Qualcomm's legal battles with Apple rage on. The chipmaker requested that the U.S. International Trade Commision (ITC) halt imports of certain iPhones and iPads into the United States, alleging that these devices violate some of Qualcomm's patents. Additionally, Qualcomm filed a separate lawsuit that seeks monetary damages for patent infringement.
The devices that Qualcomm wants barred are those with cellular baseband processors supplied by anyone but the company and its affiliates. Presumably, Qualcomm is referring to chips made by Intel. However, the exact complaint isn't that Intel's chips violate Qualcomm's patents directly. Rather, the argument is that Apple's implementation of those chips violates six of Qualcomm's patents concerning smartphone power efficiency.
Despite Qualcomm and Apple's longstanding business ties, 2017 hasn't been a good year for their relationship. In January, the U.S. Federal Trade Commission filed a suit against Qualcomm alleging that it used monopolistic tactics to maintain its position in smartphone chip manufacturing. The FTC also asserted that Qualcomm's supply and licensing terms for its chips were onerous and designed to weaken the competition. Apple quickly followed up by withholding payments to Qualcomm and filing a $1 billion lawsuit over those allegedly anticompetitive tactics.
Apple upped the ante last month by adding further complaints to the forementioned suit.
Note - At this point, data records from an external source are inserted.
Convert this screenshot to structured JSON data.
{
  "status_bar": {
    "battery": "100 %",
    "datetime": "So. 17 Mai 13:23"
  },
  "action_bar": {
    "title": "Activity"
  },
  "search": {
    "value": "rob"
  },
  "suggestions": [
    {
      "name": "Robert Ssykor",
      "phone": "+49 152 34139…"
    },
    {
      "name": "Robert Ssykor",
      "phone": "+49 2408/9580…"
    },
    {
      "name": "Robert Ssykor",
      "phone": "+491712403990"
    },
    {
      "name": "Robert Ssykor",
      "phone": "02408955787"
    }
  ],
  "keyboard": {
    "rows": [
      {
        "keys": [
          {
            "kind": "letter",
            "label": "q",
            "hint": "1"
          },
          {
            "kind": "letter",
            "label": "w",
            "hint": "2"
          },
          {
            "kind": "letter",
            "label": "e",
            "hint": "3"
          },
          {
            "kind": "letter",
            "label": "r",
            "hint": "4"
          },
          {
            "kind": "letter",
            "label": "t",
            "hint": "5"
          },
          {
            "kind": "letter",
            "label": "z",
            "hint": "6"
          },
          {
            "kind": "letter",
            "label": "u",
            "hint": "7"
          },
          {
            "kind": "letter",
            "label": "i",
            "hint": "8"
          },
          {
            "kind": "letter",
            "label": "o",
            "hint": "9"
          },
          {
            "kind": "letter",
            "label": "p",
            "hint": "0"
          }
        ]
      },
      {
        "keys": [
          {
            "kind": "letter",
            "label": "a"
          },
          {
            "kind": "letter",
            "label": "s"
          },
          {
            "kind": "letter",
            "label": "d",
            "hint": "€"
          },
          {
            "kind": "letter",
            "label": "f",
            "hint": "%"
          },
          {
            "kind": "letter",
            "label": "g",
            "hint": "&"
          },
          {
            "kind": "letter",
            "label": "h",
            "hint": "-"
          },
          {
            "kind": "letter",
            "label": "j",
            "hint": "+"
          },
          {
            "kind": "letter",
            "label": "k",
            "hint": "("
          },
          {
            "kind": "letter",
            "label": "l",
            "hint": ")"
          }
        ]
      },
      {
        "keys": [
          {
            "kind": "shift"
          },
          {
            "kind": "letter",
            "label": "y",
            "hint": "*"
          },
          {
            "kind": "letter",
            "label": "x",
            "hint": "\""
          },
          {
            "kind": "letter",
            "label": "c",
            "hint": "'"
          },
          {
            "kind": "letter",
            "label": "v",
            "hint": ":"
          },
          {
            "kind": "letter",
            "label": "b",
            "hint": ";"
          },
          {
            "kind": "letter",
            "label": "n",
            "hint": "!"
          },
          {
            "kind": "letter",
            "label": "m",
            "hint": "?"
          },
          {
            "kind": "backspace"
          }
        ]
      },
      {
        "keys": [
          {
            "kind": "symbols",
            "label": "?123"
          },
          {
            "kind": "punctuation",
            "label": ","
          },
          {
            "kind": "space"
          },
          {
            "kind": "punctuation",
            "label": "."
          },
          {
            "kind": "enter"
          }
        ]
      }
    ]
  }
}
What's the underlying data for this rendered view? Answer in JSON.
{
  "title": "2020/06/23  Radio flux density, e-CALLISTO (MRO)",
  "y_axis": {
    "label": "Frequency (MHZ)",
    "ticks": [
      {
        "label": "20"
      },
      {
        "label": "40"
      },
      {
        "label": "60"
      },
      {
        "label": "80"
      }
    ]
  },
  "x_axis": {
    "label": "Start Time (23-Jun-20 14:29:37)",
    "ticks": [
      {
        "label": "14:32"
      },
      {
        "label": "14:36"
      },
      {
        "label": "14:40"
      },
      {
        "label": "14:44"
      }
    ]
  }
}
The complaints are based on a Supreme Court decision from May stating that companies do not maintain their patent rights over an item after it is sold. Apple alleges that Qualcomm is "double-dipping" by not only selling chips, but by also licensing the technology in them, leading to a situation where Qualcomm demands a cut of every phone sold even if the handset in question doesn't contain any of its silicon. For its part, Qualcomm maintains that Apple provoked the investigations.
As usual with lawsuits between major tech corporations, an end to these legal proceedings isn't expected any time soon. Reuters estimates that ITC cases take a little over a year to conclude. In the meantime, Qualcomm has to fight this battle on multiple fronts, as it's being investigated not only in the United States but in Europe and Taiwan as well—and that's on top of a record fine imposed by South Korea on the chipmaker last December.